That is doable for "normal" speeds, not one where you accelerate 1G for twenty years, reach relativistic speeds that make you travel for hundreds of thousands of light-years in merely 20 years ship time
> doable for "normal" speeds, not one where you accelerate 1G for twenty years
It's still a lot of energy you can bleed off, particularly if you're aiming for a system with gas giants. I'm not suggesting one only rely on passive deceleration. But especially given it's fuel saved at the very end of the journey, fuel you no longer need to accelerate and decelerate for the entire duration of the trip, the savings could be sizeable.
the top of this thread is filled with a discussion of the almost unimaginably catastrophic consequences of a ship moving at 0.9C hitting atoms in interstellar space.
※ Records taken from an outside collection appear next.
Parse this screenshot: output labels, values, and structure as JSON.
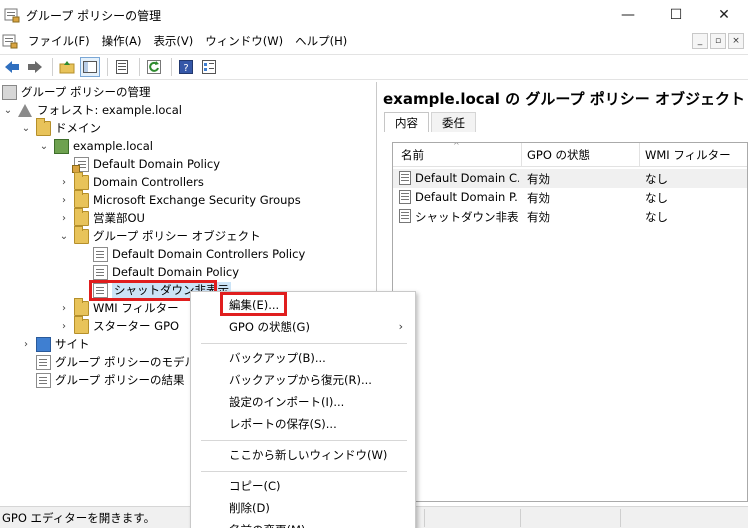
{
  "window": {
    "title": "グループ ポリシーの管理",
    "controls": [
      "—",
      "☐",
      "✕"
    ]
  },
  "menubar": {
    "items": [
      "ファイル(F)",
      "操作(A)",
      "表示(V)",
      "ウィンドウ(W)",
      "ヘルプ(H)"
    ],
    "mdi_controls": [
      "_",
      "▫",
      "×"
    ]
  },
  "toolbar": {
    "buttons": [
      "back-icon",
      "forward-icon",
      "up-folder-icon",
      "show-hide-tree-icon",
      "properties-icon",
      "refresh-icon",
      "help-icon",
      "view-icon"
    ]
  },
  "tree": {
    "root": "グループ ポリシーの管理",
    "forest": "フォレスト: example.local",
    "domains": "ドメイン",
    "domain": "example.local",
    "ddp_link": "Default Domain Policy",
    "ou_dc": "Domain Controllers",
    "ou_mesg": "Microsoft Exchange Security Groups",
    "ou_sales": "営業部OU",
    "gpo_container": "グループ ポリシー オブジェクト",
    "gpo_ddcp": "Default Domain Controllers Policy",
    "gpo_ddp": "Default Domain Policy",
    "gpo_shutdown": "シャットダウン非表示",
    "wmi": "WMI フィルター",
    "starter": "スターター GPO",
    "sites": "サイト",
    "modeling": "グループ ポリシーのモデル作成",
    "results": "グループ ポリシーの結果"
  },
  "right": {
    "title": "example.local の グループ ポリシー オブジェクト",
    "tabs": [
      "内容",
      "委任"
    ],
    "columns": [
      "名前",
      "GPO の状態",
      "WMI フィルター"
    ],
    "rows": [
      {
        "name": "Default Domain C...",
        "status": "有効",
        "wmi": "なし"
      },
      {
        "name": "Default Domain P...",
        "status": "有効",
        "wmi": "なし"
      },
      {
        "name": "シャットダウン非表示",
        "status": "有効",
        "wmi": "なし"
      }
    ]
  },
  "context_menu": {
    "edit": "編集(E)...",
    "gpo_status": "GPO の状態(G)",
    "backup": "バックアップ(B)...",
    "restore": "バックアップから復元(R)...",
    "import": "設定のインポート(I)...",
    "save_report": "レポートの保存(S)...",
    "new_window": "ここから新しいウィンドウ(W)",
    "copy": "コピー(C)",
    "delete": "削除(D)",
    "rename": "名前の変更(M)"
  },
  "status": {
    "text": "GPO エディターを開きます。"
  },
  "colors": {
    "highlight_red": "#e01e1e",
    "selection_blue": "#cce4f7"
  }
}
trying to decelerate by "braking" anywhere close to a gravitionally significant mass sounds like a guarantee to total destruction from the impact of "stuff" (even individual photons).
You decelerate from 0.9C to 50 km/s conventionally, more if you can aerobrake or line up multiple slingshots, and that last 0.00001% with gravity assist.
It saves you more than that in fuel, because the fuel you'd have used on that last bit of deceleration needed to be accelerated and decelerated the entire way from 0 to 0.9C back to close to zero.